Wednesday, November 4, 2009
Convention Center, Exhibit Hall BC, Second Floor
Abstract:
Our research was conducted to quantify the nitrogen and phosphorus transformations and carbon sequestration potential in deep row incorporation of biosolids for the production of hybrid poplar as a potential bioenergy crop. The study was conducted on a mineral sands mine reclamation site near the Coastal Plain-Piedmont fall line in Dinwiddie County, Virginia. The experimental design consisted of 5 treatments – two biosolids types each applied in subsurface trenches at two volumetric rates, and an unamended control. Application rates were 328 and 656 Mg ha-1 for the lime-stabilized material, and 213 and 426 Mg ha-1 for the anaerobically digested biosolids. Each treatment was replicated four times and arranged in a randomized complete block design.
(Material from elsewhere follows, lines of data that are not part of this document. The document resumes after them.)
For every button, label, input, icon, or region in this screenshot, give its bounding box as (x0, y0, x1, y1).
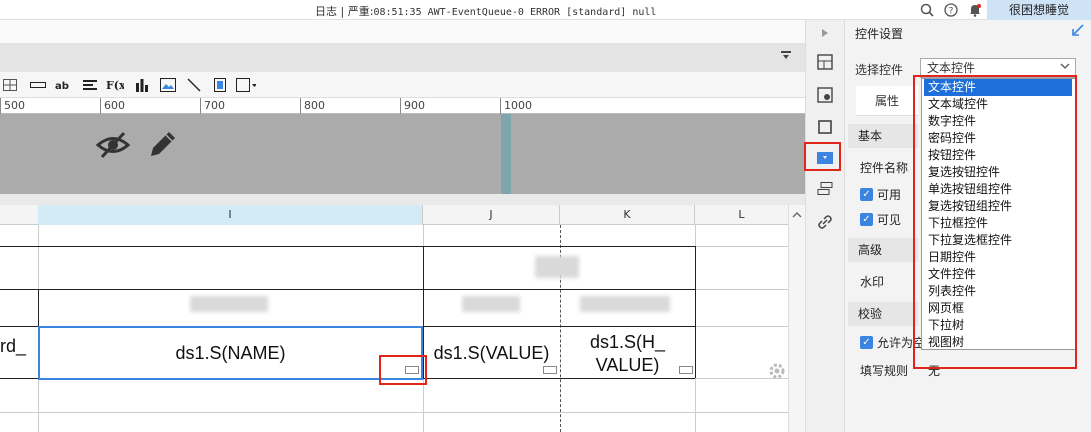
eye-off-icon[interactable] (95, 130, 131, 163)
cell-left-partial[interactable]: rd_ (0, 336, 36, 357)
blurred-cell (580, 296, 670, 312)
svg-text:?: ? (949, 7, 954, 17)
chart-icon[interactable] (132, 75, 152, 95)
tab-strip (0, 20, 805, 44)
cell-attribute-icon[interactable] (814, 84, 836, 106)
blurred-cell (535, 256, 579, 278)
chevron-down-icon[interactable] (1060, 60, 1070, 73)
ruler-tick: 500 (0, 98, 25, 114)
grid-icon[interactable] (0, 75, 20, 95)
gear-icon[interactable] (768, 362, 786, 383)
panel-title: 控件设置 (855, 27, 904, 41)
section-advanced[interactable]: 高级 (848, 238, 918, 262)
log-status[interactable]: 日志 | 严重:08:51:35 AWT-EventQueue-0 ERROR … (315, 3, 656, 19)
bell-icon[interactable] (966, 1, 984, 19)
condition-icon[interactable] (814, 178, 836, 200)
section-validate[interactable]: 校验 (848, 302, 918, 326)
column-header-k[interactable]: K (560, 205, 695, 225)
svg-text:F(x): F(x) (106, 79, 124, 92)
pin-icon[interactable] (1072, 24, 1084, 40)
log-label: 日志 (315, 5, 337, 18)
column-header-i[interactable]: I (38, 205, 423, 225)
page-icon[interactable] (210, 75, 230, 95)
cell-k-value-line2: VALUE) (595, 355, 660, 375)
expand-arrow-icon[interactable] (814, 22, 836, 44)
widget-name-label: 控件名称 (860, 161, 909, 175)
align-icon[interactable] (80, 75, 100, 95)
help-icon[interactable]: ? (942, 1, 960, 19)
border-icon[interactable] (814, 116, 836, 138)
cell-element-icon[interactable] (814, 51, 836, 73)
ruler-tick: 800 (300, 98, 325, 114)
highlight-box (913, 75, 1077, 369)
text-ab-icon[interactable]: ab (53, 75, 73, 95)
border-dropdown-icon[interactable] (236, 75, 256, 95)
grid-line (0, 412, 788, 413)
blurred-cell (462, 296, 520, 312)
highlight-box (804, 142, 841, 171)
pencil-icon[interactable] (147, 130, 179, 163)
section-basic[interactable]: 基本 (848, 124, 918, 148)
collapse-icon[interactable] (780, 50, 792, 65)
formula-icon[interactable]: F(x) (105, 75, 125, 95)
slash-icon[interactable] (184, 75, 204, 95)
tab-properties[interactable]: 属性 (856, 86, 918, 116)
column-header-j[interactable]: J (423, 205, 560, 225)
blurred-cell (190, 296, 268, 312)
spreadsheet[interactable] (0, 205, 788, 432)
ruler-tick: 1000 (500, 98, 532, 114)
enabled-label: 可用 (877, 188, 902, 202)
table-border (0, 246, 695, 247)
log-separator: | (340, 5, 345, 18)
search-icon[interactable] (918, 1, 936, 19)
column-header-l[interactable]: L (695, 205, 788, 225)
widget-marker-icon[interactable] (543, 366, 557, 374)
cell-j-value[interactable]: ds1.S(VALUE) (423, 343, 560, 364)
image-icon[interactable] (158, 75, 178, 95)
log-severity: 严重: (347, 5, 374, 18)
cell-i-name[interactable]: ds1.S(NAME) (40, 343, 421, 364)
page-boundary-marker (501, 114, 511, 194)
allow-empty-checkbox[interactable]: ✓ (860, 336, 873, 349)
ruler-tick: 900 (400, 98, 425, 114)
secondary-strip (0, 44, 805, 72)
table-border (0, 289, 695, 290)
cell-k-value-line1[interactable]: ds1.S(H_ (560, 332, 695, 353)
select-widget-label: 选择控件 (855, 63, 904, 77)
table-border (695, 246, 696, 378)
watermark-label: 水印 (860, 275, 885, 289)
highlight-box (379, 355, 427, 385)
vertical-scrollbar[interactable] (788, 205, 805, 432)
text-field-icon[interactable] (28, 75, 48, 95)
ruler-tick: 600 (100, 98, 125, 114)
visible-checkbox[interactable]: ✓ (860, 213, 873, 226)
ruler-tick: 700 (200, 98, 225, 114)
log-message: 08:51:35 AWT-EventQueue-0 ERROR [standar… (373, 7, 657, 18)
user-account-button[interactable]: 很困想睡觉 (987, 0, 1091, 20)
visible-label: 可见 (877, 213, 902, 227)
hyperlink-icon[interactable] (814, 211, 836, 233)
widget-marker-icon[interactable] (679, 366, 693, 374)
svg-text:ab: ab (55, 81, 69, 91)
fill-rule-label: 填写规则 (860, 364, 909, 378)
enabled-checkbox[interactable]: ✓ (860, 188, 873, 201)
During the years of 2006-2008 following study establishment, subsurface loss of nitrogen and phosphorus was determined via collection of leachate in zero tension lysimeters, nitrous oxide emission was detected by soil surface incubation chambers, and poplar growth was estimated using allometric functions. Nitrogen, phosphorus and carbon content and forms were detected in the entrenched biosolids in October 2008 in two years of treatment application. The results showed significant mineralization and subsurface loss of total nitrogen (232 – 702 kg ha-1) from the biosolids within two years after entrenchment, and also significant atmospheric emissions of nitrous oxide (35 mg N2O m2 hr-1). However no adverse loss of phosphorus was detected (0.5 kg P ha-1). Amounts of carbon and nitrogen sequestered by the hybrid poplars (75 kg N ha-1 and 3.3 Mg C ha-1) during 2 years of growth were lower than the corresponding losses to the groundwater and the atmosphere. The deep row biosolids incorporation technology does not appear to be protective of environmental quality when the practice is applied to coarse-textured soils.